Ces décisions posent une question fondamentale : comment concilier le droit des créateurs à être rémunérés pour l’usage de leurs œuvres, et le besoin des entreprises de disposer de grandes quantités de données pour entraîner des IA ? Le modèle du fair use, conçu avant l’ère algorithmique, atteint ici ses limites. Des solutions sont déjà envisagées, comme l’instauration de licences collectives obligatoires, sur le modèle de la musique ou du cinéma, ou la mise en place de bases de données publiques avec rémunération automatique à chaque consultation ou entraînement.

Les décisions du 24 juin 2025 ne clôturent pas le débat, mais ouvrent un nouveau chapitre dans la relation entre propriété intellectuelle et IA. En validant une interprétation large du fair use, la justice américaine donne un avantage clair aux développeurs d’IA, tout en incitant à structurer des mécanismes de compensation équitables. Pour les créateurs, il s’agit désormais de revendiquer une visibilité et une juste part dans l’économie générée par les modèles.

Les entreprises entraînant des modèles d’IA devront désormais :

  • garantir la traçabilité des sources utilisées ;
  • s’approvisionner exclusivement auprès de bases légales ou sous licence ;
  • mettre en place des systèmes de redevance automatisée pour les ayants droit ;
  • intégrer des clauses de répartition des revenus lorsque du contenu protégé influence les sorties du modèle.
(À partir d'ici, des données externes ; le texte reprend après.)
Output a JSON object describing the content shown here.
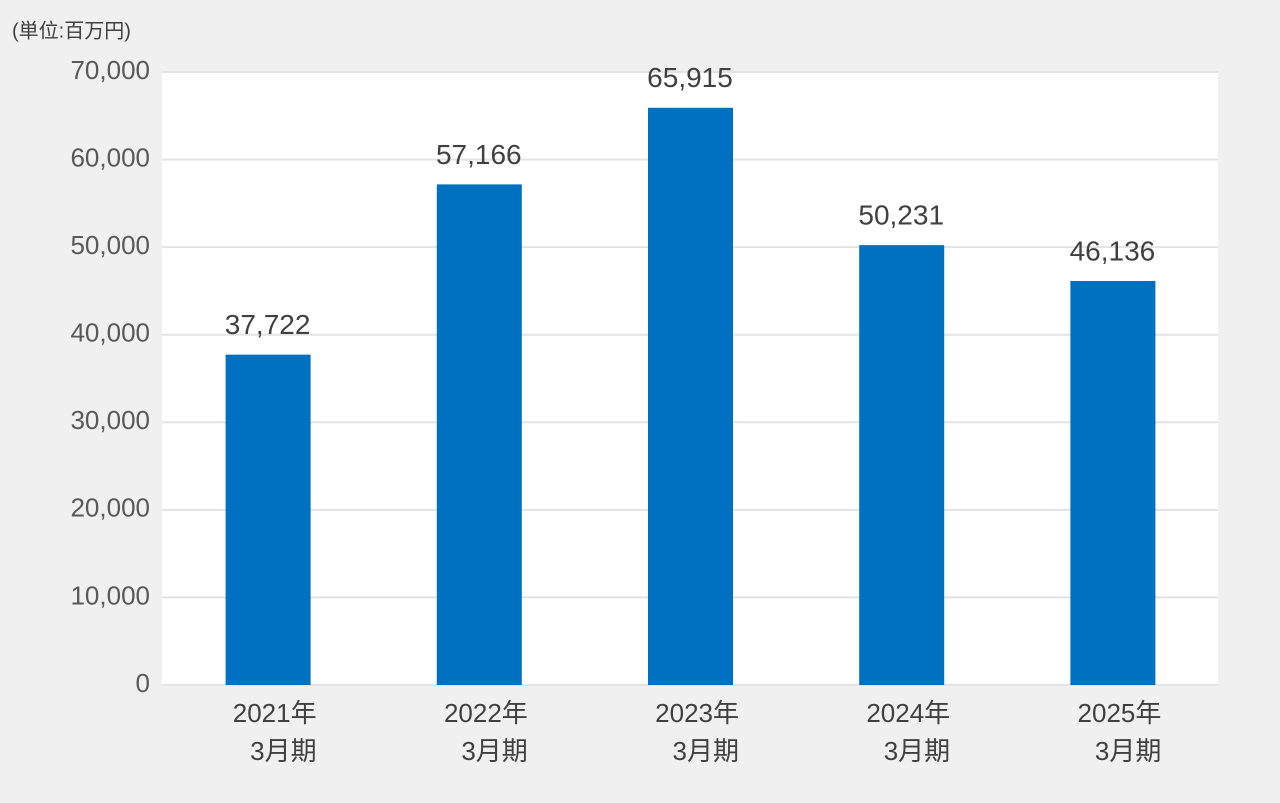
{
  "chart_data": {
    "type": "bar",
    "unit_label": "(単位:百万円)",
    "categories": [
      [
        "2021年",
        "3月期"
      ],
      [
        "2022年",
        "3月期"
      ],
      [
        "2023年",
        "3月期"
      ],
      [
        "2024年",
        "3月期"
      ],
      [
        "2025年",
        "3月期"
      ]
    ],
    "values": [
      37722,
      57166,
      65915,
      50231,
      46136
    ],
    "value_labels": [
      "37,722",
      "57,166",
      "65,915",
      "50,231",
      "46,136"
    ],
    "color": "#0070c0",
    "ylim": [
      0,
      70000
    ],
    "yticks": [
      0,
      {
        "value": 10000,
        "label": "10,000"
      },
      {
        "value": 20000,
        "label": "20,000"
      },
      {
        "value": 30000,
        "label": "30,000"
      },
      {
        "value": 40000,
        "label": "40,000"
      },
      {
        "value": 50000,
        "label": "50,000"
      },
      {
        "value": 60000,
        "label": "60,000"
      },
      {
        "value": 70000,
        "label": "70,000"
      }
    ],
    "grid": true
  }
}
Ces pratiques pourront faire l’objet de certifications reconnues (labels IA éthique), destinées à rassurer tant les auteurs que les utilisateurs.

Cette évolution soulève une question plus large : la propriété intellectuelle doit-elle évoluer vers un modèle de “droit d’apprentissage” numérique, qui encadrerait l’usage des œuvres par les algorithmes, sans bloquer l’innovation ? L’Europe pourrait proposer un cadre alternatif au fair use américain, plus protecteur pour les créateurs. L’IA rebat les cartes du droit : l’enjeu n’est pas de freiner le progrès, mais d’en partager les fruits.